Un crimen que conmocionó a la ciudad
El 4 de marzo pasado el tribunal ya había declarado culpable al acusado, aunque dejó pendiente la lectura de los fundamentos y la determinación del monto de la pena, que finalmente se conoció este lunes en los tribunales de menores ubicados en 7 y 520.
El crimen ocurrió cuando dos jóvenes asaltaron a Florencia Barboza, madre de Kim, y le robaron el Fiat Palio que conducía. El vehículo fue sustraído en la esquina de 24 y 72, a pocos minutos del centro de la capital provincial.
La niña estaba en el interior del auto. Cuando intentó salir quedó atrapada con el cinturón de seguridad y fue arrastrada durante varias cuadras.
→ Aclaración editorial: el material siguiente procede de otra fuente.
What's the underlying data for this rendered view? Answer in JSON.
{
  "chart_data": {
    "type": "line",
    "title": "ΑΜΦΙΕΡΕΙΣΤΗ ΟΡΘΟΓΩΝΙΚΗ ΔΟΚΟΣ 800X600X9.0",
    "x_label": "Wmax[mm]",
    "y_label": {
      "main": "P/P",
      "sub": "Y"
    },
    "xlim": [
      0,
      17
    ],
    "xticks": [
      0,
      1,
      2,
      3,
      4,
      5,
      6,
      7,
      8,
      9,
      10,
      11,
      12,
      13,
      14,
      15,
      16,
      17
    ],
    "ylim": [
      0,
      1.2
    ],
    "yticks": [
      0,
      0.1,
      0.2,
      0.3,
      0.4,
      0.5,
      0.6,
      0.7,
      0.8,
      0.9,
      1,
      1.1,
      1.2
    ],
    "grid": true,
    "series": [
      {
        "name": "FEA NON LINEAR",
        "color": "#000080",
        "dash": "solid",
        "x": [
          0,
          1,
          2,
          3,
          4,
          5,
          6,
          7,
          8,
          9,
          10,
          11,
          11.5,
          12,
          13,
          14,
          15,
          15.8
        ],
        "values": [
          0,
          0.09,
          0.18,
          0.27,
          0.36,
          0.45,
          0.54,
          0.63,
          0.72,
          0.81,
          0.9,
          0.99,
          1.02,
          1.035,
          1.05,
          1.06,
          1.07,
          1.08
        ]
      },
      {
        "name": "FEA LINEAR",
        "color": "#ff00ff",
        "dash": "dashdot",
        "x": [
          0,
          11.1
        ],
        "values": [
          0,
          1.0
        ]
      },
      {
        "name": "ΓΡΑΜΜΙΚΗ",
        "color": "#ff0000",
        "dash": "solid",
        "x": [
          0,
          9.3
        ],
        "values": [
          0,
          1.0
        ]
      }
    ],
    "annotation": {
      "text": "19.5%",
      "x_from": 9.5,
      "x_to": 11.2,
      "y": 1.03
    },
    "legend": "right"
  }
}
Murió a causa de los golpes.
Durante el juicio, Barboza brindó un testimonio que resultó uno de los momentos más conmocionantes del proceso. En varias oportunidades el tribunal debió interrumpir la audiencia porque la mujer no podía continuar su relato entre lágrimas.
El debate que abrió el caso
El asesinato de Kim Gómez generó una fuerte conmoción social y tuvo repercusión nacional. El caso reabrió la discusión política sobre la edad de imputabilidad de los menores en el Código Penal.
Marcos Gómez, padre de la víctima, se convirtió en una de las voces visibles de ese debate público. Incluso fue convocado al Congreso durante el tratamiento de la reforma que finalmente redujo la edad a partir de la cual la Justicia puede considerar imputable a un menor.
Tras conocerse la sentencia, el hombre sostuvo que el fallo representa “un paso adelante”. “Al menos podemos sostener que su muerte no fue en vano”, expresó luego de la audiencia.
El otro menor involucrado
La investigación también alcanzó a un segundo adolescente que tenía 14 años al momento del hecho. Debido a su edad y a la legislación vigente cuando ocurrió el episodio, fue declarado no punible y no fue sometido a juicio.
En su caso, la Justicia dispuso su alojamiento en un instituto de régimen cerrado y de máxima seguridad. Allí permanecerá durante dos años bajo un tratamiento interdisciplinario y con seguimiento de equipos técnicos especializados.